When Americans think of Denmark they might think of high taxes and Hans Christian Andersen, not hunting. But according to Pedersen, hunting is very popular in the small Scandinavian country of 5.6 million people—about the same as Wisconsin.

“Hunting is big in Denmark,” said Pedersen, “mostly drives with dogs.”

Pedersen said Danes hunt four variety of deer: Roe, red, fallow and sika—as well as wild boar and traditional small game like rabbits and pheasants. And he would like to share that experience with Americans.

“I’ve been talking to a bunch of American guys about hunting in Europe, particularly wild boar and red stag in Denmark and Poland,” Pedersen said. “It’s sort of in the brainstorming phase right now, but I’d like to get something going.”

Thanksgiving experience

The American experience of Thanksgiving dinner was one the Danes shared last Thursday at Joe Trumm’s mom’s house outside Blue River, turkey with all the fixings.

“It was a huge experience for us,” said Jesper Kilstrup. “As Danes, we only see it in the movies. To actually see it and be a part of it was so good. We don’t celebrate Thanksgiving in Denmark.
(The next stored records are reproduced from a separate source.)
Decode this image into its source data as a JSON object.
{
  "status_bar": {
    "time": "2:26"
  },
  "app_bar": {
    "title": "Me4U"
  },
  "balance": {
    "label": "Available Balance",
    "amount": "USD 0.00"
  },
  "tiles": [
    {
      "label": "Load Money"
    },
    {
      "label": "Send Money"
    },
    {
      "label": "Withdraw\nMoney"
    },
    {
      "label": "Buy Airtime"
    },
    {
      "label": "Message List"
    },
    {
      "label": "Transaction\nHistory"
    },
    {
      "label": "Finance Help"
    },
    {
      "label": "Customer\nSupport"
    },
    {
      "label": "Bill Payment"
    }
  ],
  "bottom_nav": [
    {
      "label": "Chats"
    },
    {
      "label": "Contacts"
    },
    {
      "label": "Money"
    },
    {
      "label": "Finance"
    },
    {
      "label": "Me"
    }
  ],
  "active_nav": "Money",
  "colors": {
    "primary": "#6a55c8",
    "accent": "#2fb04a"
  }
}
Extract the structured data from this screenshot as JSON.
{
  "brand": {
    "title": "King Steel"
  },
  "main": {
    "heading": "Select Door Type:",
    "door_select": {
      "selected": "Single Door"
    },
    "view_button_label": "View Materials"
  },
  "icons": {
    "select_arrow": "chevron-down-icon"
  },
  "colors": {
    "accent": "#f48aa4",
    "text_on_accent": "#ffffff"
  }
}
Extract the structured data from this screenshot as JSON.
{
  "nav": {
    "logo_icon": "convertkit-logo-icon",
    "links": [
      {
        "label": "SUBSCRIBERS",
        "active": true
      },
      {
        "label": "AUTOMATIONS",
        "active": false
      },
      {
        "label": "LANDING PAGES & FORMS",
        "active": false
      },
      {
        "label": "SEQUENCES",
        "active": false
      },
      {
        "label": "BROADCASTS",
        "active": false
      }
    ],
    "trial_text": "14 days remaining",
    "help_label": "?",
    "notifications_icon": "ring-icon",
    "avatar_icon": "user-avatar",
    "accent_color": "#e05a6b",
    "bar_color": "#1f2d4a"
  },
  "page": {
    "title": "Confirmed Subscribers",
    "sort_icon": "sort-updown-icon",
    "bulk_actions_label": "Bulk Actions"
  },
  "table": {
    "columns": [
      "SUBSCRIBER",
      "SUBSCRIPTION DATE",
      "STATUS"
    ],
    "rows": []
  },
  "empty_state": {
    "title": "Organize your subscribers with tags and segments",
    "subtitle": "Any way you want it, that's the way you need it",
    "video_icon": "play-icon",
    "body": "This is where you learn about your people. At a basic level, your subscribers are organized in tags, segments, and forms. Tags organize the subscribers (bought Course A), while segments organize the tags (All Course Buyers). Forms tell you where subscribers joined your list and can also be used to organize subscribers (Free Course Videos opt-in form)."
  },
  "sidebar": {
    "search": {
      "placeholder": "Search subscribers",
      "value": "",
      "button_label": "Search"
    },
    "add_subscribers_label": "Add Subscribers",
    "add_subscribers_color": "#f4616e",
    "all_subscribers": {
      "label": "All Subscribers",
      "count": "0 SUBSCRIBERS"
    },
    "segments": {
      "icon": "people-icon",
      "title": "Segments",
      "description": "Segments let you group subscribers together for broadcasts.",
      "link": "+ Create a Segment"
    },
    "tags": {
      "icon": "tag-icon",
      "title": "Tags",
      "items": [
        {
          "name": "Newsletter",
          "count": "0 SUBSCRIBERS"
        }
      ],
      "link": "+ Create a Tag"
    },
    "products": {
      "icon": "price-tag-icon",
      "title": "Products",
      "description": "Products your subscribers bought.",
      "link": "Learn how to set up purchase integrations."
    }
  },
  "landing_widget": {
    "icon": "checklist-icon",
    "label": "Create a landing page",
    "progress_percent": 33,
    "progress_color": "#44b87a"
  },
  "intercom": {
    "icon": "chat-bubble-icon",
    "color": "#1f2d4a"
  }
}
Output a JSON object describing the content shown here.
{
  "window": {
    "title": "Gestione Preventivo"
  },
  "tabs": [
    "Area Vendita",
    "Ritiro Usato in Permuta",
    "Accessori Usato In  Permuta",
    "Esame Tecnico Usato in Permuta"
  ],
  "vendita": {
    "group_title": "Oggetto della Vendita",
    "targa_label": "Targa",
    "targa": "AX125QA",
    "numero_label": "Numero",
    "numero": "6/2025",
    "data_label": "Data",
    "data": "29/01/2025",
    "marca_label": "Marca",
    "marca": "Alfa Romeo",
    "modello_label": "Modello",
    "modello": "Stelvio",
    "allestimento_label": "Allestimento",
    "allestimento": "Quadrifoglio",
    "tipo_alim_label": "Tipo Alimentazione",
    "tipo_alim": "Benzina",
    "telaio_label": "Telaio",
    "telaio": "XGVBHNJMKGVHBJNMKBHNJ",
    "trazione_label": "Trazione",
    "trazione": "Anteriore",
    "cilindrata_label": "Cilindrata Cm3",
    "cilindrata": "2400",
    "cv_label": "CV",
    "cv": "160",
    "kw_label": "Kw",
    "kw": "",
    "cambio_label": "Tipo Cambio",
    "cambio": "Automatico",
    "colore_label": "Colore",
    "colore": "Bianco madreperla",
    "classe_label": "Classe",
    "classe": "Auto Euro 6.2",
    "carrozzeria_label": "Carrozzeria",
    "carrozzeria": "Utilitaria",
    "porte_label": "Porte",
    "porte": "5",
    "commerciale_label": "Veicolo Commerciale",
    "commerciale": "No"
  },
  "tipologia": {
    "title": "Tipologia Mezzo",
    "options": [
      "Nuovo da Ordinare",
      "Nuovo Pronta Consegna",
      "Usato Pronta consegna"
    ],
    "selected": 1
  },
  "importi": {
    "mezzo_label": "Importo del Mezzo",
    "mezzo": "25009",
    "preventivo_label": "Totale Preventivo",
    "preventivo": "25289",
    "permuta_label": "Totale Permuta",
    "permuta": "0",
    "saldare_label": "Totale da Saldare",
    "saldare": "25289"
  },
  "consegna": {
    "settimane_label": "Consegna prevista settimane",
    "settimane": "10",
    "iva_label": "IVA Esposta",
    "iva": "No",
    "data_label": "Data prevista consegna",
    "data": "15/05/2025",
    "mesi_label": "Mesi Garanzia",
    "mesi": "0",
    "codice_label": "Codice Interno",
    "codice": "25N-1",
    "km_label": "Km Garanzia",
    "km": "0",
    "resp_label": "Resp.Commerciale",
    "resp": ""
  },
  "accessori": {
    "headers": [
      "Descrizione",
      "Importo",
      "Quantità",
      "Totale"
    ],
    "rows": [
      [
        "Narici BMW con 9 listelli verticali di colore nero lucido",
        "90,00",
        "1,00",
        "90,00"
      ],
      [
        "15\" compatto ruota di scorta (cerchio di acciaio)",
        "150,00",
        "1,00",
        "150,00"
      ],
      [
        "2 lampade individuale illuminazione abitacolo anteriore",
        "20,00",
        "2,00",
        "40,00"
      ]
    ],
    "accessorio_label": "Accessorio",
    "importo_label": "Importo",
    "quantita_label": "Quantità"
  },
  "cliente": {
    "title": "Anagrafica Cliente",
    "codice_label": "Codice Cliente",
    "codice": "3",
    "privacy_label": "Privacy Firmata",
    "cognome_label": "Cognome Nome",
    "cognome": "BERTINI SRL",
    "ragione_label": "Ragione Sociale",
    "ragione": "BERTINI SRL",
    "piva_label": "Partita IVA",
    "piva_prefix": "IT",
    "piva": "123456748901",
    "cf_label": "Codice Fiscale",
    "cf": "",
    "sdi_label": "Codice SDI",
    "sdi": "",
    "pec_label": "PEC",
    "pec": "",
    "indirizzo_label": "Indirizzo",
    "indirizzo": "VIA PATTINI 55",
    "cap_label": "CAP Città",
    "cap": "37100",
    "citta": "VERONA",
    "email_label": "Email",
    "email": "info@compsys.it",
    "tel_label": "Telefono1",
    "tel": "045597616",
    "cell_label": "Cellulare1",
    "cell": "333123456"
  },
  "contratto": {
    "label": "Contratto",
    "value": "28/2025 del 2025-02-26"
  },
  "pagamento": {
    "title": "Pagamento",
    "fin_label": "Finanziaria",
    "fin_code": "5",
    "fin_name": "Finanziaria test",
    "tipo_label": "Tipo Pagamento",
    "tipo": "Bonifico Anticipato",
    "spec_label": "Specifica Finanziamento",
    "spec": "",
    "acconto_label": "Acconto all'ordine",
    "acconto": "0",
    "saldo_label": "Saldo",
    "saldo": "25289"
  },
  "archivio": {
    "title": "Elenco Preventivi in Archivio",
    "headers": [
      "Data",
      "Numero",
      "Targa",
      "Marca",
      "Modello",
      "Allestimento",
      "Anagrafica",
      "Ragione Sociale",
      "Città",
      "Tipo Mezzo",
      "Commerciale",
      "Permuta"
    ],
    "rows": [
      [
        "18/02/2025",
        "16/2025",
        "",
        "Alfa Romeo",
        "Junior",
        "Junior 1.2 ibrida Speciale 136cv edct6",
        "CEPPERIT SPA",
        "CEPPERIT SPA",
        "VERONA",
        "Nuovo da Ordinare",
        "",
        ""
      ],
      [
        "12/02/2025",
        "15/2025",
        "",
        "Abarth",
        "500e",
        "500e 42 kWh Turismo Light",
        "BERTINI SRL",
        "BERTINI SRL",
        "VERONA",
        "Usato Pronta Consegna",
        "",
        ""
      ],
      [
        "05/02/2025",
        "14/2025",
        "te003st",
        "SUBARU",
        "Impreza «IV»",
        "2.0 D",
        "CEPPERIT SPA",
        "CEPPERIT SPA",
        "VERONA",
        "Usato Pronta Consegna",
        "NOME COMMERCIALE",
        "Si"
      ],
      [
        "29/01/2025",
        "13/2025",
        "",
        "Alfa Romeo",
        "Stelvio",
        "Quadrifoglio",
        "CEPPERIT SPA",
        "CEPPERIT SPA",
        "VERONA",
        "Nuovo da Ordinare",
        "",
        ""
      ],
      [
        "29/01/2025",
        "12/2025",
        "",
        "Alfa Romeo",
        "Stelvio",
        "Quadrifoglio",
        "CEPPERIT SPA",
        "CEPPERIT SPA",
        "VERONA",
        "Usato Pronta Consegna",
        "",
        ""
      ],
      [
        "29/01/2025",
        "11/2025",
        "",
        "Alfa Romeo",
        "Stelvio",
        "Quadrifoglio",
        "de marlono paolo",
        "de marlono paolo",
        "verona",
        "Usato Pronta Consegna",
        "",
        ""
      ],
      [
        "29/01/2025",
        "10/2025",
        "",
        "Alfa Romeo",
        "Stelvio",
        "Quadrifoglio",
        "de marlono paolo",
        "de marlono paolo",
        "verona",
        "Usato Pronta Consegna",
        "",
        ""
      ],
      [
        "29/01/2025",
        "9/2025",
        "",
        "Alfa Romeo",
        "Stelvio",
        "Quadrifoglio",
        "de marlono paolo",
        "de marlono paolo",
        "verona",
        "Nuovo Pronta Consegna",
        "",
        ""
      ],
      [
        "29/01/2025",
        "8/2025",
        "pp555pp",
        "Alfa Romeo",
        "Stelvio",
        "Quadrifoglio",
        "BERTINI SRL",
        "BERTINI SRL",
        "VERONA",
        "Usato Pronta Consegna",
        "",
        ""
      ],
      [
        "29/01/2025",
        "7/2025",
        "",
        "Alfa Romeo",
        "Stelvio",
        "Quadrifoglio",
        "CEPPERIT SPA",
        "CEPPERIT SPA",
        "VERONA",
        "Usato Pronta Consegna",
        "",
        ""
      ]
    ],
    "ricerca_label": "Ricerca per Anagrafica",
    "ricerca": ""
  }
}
It was so nice, the food, the friendship.”

And they can all thank Dan Bomkamp for getting it started, when he hosted the first of 33 foreign exchange students in 1992.

“I started with a boy from Norway, then a Dane, and another Dane,” explained Bomkamp. “The only bad thing about hosting a foreign exchange student is they get to be your own kid and then you have to put them on a plane back home, but I always say it was the best thing I ever did in my life.”